Prodi Tadris Bahasa Indonesia (TBIN) Universitas Islam Tribakti (UIT) Lirboyo Kediri terus andil dalam pelaksanaan Tridharma, salah satunya konsisten dalam melaksanakan tugas penelitiannya. Pada Sabtu (26/10) dosen dan mahasiswa TBIN UIT Lirboyo berkolaborasi dengan Guru Besar Universitas Negeri Malang (UM) menulis makalah ilmiah yang diseminarkan dalam Seminar Nasional 3 HISKI di Universitas Brawijaya (UB) Malang. Dalam kesempatan ini, tim peneliti dari kolaborasi dua kampus ini berusaha mengeksplorasi kajian dari tema yang ditentukan penyelenggara, yaitu “Isu-Isu Mutakhir Sastra dan Pembelajarannya di Era Digital” dan spesifik pada subtema “Sastra, Politik, dan Kekuasaan”.

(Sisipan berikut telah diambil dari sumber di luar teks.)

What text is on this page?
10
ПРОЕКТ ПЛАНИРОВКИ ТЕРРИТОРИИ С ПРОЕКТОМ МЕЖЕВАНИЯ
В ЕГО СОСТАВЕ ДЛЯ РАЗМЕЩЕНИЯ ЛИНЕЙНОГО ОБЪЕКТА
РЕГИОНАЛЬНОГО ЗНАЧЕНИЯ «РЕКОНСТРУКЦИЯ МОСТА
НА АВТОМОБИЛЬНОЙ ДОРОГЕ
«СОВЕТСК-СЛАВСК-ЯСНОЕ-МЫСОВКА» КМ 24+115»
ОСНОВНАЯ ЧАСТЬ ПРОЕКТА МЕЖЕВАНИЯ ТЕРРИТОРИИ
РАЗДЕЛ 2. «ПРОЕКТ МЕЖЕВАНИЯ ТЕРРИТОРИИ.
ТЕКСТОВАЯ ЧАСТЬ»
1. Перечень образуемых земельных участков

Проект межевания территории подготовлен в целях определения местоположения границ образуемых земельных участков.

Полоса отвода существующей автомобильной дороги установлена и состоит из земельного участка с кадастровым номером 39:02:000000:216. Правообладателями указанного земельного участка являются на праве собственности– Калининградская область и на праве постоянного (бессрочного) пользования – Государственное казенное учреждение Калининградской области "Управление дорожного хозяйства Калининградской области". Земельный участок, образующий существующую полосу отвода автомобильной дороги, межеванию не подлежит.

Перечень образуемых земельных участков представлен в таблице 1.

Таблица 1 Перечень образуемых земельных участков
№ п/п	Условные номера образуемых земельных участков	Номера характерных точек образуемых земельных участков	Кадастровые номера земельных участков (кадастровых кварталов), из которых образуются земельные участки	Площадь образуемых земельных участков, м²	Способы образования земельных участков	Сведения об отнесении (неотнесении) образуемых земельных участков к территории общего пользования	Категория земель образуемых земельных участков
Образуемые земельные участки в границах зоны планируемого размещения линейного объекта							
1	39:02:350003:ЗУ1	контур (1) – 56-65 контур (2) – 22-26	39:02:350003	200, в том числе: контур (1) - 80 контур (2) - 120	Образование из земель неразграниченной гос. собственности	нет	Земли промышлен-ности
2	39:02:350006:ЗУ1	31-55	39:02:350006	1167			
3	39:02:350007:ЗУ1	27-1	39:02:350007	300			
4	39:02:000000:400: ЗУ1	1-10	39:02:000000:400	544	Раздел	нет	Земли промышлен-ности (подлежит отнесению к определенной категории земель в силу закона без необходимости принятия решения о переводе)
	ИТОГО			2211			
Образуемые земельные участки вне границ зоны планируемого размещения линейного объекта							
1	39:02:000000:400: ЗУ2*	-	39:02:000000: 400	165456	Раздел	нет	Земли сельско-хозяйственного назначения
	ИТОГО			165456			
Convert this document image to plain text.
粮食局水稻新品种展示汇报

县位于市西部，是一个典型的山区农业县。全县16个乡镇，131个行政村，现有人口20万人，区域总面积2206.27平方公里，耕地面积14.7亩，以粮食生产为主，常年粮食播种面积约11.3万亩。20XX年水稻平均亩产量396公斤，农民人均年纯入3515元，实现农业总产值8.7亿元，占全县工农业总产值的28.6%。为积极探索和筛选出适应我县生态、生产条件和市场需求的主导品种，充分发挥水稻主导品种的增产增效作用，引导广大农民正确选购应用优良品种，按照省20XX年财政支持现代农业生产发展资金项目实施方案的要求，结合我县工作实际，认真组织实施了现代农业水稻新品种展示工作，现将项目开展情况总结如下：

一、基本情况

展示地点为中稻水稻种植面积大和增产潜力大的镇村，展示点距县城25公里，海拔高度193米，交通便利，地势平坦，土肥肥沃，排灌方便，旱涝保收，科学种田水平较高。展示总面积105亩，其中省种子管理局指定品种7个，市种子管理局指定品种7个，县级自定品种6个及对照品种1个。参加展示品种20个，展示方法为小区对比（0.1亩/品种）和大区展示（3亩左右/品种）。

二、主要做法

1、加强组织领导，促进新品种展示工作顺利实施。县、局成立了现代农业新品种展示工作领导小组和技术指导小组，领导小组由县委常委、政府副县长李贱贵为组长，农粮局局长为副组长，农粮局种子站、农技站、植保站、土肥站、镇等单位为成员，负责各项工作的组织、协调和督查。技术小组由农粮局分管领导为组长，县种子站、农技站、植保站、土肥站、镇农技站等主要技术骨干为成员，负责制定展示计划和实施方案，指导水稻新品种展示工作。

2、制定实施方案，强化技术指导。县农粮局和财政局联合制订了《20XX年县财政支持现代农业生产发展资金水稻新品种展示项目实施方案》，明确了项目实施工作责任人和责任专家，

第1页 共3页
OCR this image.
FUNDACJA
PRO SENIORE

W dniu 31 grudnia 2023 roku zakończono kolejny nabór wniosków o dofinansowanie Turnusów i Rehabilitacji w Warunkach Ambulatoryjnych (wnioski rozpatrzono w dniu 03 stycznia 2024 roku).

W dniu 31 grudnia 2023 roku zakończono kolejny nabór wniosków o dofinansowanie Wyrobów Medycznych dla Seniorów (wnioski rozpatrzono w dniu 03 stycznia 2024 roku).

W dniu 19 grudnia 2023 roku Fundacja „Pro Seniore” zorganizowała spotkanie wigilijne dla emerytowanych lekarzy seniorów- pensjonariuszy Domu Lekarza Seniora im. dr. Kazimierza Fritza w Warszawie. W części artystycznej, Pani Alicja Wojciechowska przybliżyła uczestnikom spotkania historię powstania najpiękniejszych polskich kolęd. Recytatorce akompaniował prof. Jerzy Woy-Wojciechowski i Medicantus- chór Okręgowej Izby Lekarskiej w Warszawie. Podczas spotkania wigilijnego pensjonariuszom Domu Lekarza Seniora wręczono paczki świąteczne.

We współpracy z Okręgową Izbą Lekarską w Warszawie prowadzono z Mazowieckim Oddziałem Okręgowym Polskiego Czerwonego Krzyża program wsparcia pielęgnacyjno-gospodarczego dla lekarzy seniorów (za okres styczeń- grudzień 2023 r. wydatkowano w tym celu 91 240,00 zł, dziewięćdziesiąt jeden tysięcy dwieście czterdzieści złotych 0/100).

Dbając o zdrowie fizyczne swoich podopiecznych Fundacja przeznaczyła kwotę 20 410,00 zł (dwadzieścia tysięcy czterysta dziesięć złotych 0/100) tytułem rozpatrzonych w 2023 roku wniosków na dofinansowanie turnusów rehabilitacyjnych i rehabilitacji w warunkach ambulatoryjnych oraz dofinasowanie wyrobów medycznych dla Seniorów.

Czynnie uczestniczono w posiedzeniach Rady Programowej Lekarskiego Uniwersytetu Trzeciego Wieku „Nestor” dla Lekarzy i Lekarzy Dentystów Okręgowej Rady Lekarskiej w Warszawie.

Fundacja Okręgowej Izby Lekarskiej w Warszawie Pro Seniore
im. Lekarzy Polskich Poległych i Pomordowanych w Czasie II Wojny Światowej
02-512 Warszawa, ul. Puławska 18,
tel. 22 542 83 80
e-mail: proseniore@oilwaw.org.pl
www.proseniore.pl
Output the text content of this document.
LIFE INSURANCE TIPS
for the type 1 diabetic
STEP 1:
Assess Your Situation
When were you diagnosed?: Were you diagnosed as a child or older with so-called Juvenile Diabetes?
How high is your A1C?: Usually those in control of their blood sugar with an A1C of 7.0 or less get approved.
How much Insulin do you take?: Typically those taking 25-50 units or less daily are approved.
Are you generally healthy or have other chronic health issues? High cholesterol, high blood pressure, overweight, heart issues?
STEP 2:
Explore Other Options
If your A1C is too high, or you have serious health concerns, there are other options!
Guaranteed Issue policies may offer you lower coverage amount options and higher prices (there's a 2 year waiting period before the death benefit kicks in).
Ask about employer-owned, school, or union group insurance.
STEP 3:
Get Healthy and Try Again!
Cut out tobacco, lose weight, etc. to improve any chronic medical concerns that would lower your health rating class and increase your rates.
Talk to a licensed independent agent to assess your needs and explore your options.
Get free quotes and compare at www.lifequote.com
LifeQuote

Foto 1: Suasana seminar 3 Hiski yang diselenggarakan di Universitas Brawijaya
Pada seminar ini tim peneliti terdiri dari penulis pertama Moh. Fikri Zulfikar, M.Pd dosen UIT Lirboyo, penulis kedua dan ketiga dosen dari UM, yaitu Prof. Dr. Djoko Saryono, M.Pd dan Dr. Moch. Syahri, S.Sos, M.Si, serta penulis keempat dari mahasiswa UIT Lirboyo M. Abidzar Maulana. Kolaborasi penelitian yang diseminarkan di depan peneliti lain ini mengambil judul “Misi Politik Sastrawan Lekra dalam Perjuangan Kelas Pekerja di Indonesia: Historiografi Sastra Indonesia Periode 1960-an”. “Walaupun kajian ini masih tabu karena membahas tentang Lekra, namun kajian ini penting kita teliti untuk menambah khazanah Sastra Indonesia,” ungkap bapak Fikri.

Foto 2: Dosen Tadris Bahasa Indonesia UIT Lirboyo Kediri mempresentasikan artikel ilmiahnya.
Kegiatan yang diprakarsasi oleh Himpunan Sarjana Kesusastraan Indonesia (HISKI) ini dihadiri oleh para akademisi kaliber nasional. Para pembicara utama diantaranya Dr. Martin Suryajaya, M.Hum. dari Institut Kesenian Jakarta (IKJ) yang banyak menulis buku-buku isu mutakhir sastra, diantara bukunya yang terkenal berjudul “Penyair sebagai Mesin”, “Sastra, Kehancuran,” hingga novelnya yang fenomenal “Kiat Sukses Hancur Lebur” dan “Sebelum Hancur Lebur”. Selain itu terdapat pembicara utama lain dari Universitas Negeri Surabaya (UNESA) Dr. Phil. Mohammad Rokib, M.A. yang menjelaskan sejarah Sastra Internet. “Mumpung bersama para ahlinya, saya dalam kesempatan ini banyak belajar tentang isu-isu mutakhir sastra di Seminar ini,” kesan Abidzar.

Foto 3: Pemateri utama tengah memberikan materinya tentang Isu-Isu Mutakhir Sastra dan Pembelajarannya di Era Digital
Dalam diskusi panel, peneliti kolaborasi dari UIT Lirboyo dan UM ini satu panggung dengan beberapa peneliti dari kampus lain yang juga menjelaskan hasil temuan-temuan mereka dalam upaya merekam kajian isu mutakhir sastra. Diantaranya Prof. Dr. Sugiarti, M.Si dari Universitas Muhammadiyah Malang (UMM) yang menjelaskan makalahnya bertema konstruksi gender dalam cerita rakyat. Terdapat peneliti lain dari Universitas Airlangga (UNAIR), yaitu Bramantio, S.S., M.Hum. yang menjelaskan isu mutakhir sastra tentang Gastonomi Sastra.